One of them was big. Very big. Shoulders like a linebacker, head shaved to gleaming smoothness.
Bashir.
The second man was smaller, leaner, with the wiry build of someone who relied on speed rather than power.
He wasted a moment wondering how they’d tracked the village down so quickly. Was Hanna carrying a tracker she didn’t know about?
The men were focused on Hanna with the patience of professionals, waiting for her to step away from the relative safety of the ticket window. Waiting for their moment.
Omar caught Marielle’s eye and gestured sharply: You intercept Hanna. I’ll handle the guards.
She gave a crisp nod of understanding and moved, angling toward the ticket booth with quick, purposeful strides.
Omar circled wide, keeping to the shadows at the platform’s periphery where the fluorescent lights lost their battle with darkness. His hand went automatically to his hip before memory caught up: no gun. He’d left his Glock in the dry bag at the inn.
Stupid. Sloppy. Jake would have his head for it.
He’d have to do this the old-fashioned way.
Hanna completed her transaction and turned from the window, ticket clutched in one hand like a passport to safety.

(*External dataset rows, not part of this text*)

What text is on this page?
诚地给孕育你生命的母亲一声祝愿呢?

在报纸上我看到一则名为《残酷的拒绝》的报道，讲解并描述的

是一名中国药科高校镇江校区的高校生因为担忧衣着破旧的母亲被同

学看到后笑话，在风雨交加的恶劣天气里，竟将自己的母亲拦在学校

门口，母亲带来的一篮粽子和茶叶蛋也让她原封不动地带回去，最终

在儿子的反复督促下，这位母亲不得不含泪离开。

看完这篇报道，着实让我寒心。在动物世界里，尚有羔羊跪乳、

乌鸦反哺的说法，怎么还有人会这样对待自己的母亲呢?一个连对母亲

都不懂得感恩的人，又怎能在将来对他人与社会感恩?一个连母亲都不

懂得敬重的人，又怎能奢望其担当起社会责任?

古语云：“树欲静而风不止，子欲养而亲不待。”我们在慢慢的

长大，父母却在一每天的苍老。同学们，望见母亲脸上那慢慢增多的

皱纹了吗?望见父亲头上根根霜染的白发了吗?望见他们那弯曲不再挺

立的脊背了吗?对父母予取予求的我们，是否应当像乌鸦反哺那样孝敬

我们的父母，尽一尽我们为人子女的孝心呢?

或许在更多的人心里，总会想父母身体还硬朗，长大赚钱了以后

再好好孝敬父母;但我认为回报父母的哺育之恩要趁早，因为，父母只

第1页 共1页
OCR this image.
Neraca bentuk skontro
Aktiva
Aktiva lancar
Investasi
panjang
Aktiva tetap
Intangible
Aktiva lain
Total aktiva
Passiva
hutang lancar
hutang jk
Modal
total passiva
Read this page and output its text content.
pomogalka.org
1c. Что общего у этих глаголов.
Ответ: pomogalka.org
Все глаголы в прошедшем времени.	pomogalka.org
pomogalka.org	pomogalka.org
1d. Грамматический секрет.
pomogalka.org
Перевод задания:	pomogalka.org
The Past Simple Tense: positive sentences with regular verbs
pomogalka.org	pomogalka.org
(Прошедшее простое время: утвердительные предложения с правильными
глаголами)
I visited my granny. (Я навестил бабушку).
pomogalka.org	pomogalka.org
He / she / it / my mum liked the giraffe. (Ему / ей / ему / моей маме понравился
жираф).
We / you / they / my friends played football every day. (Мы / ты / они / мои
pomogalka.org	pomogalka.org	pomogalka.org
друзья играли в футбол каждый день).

Bashir and his companion straightened, muscles coiling.
Marielle sprang out from the side of the booth and intercepted her before she’d taken three steps. She grabbed Hanna’s arm and pulled her close in what might have looked like an affectionate reunion. Hanna’s mouth opened in shock, her eyes going wide with recognition and confusion.
Bashir growled when he spotted Marielle. His companion’s right hand drifted toward hip.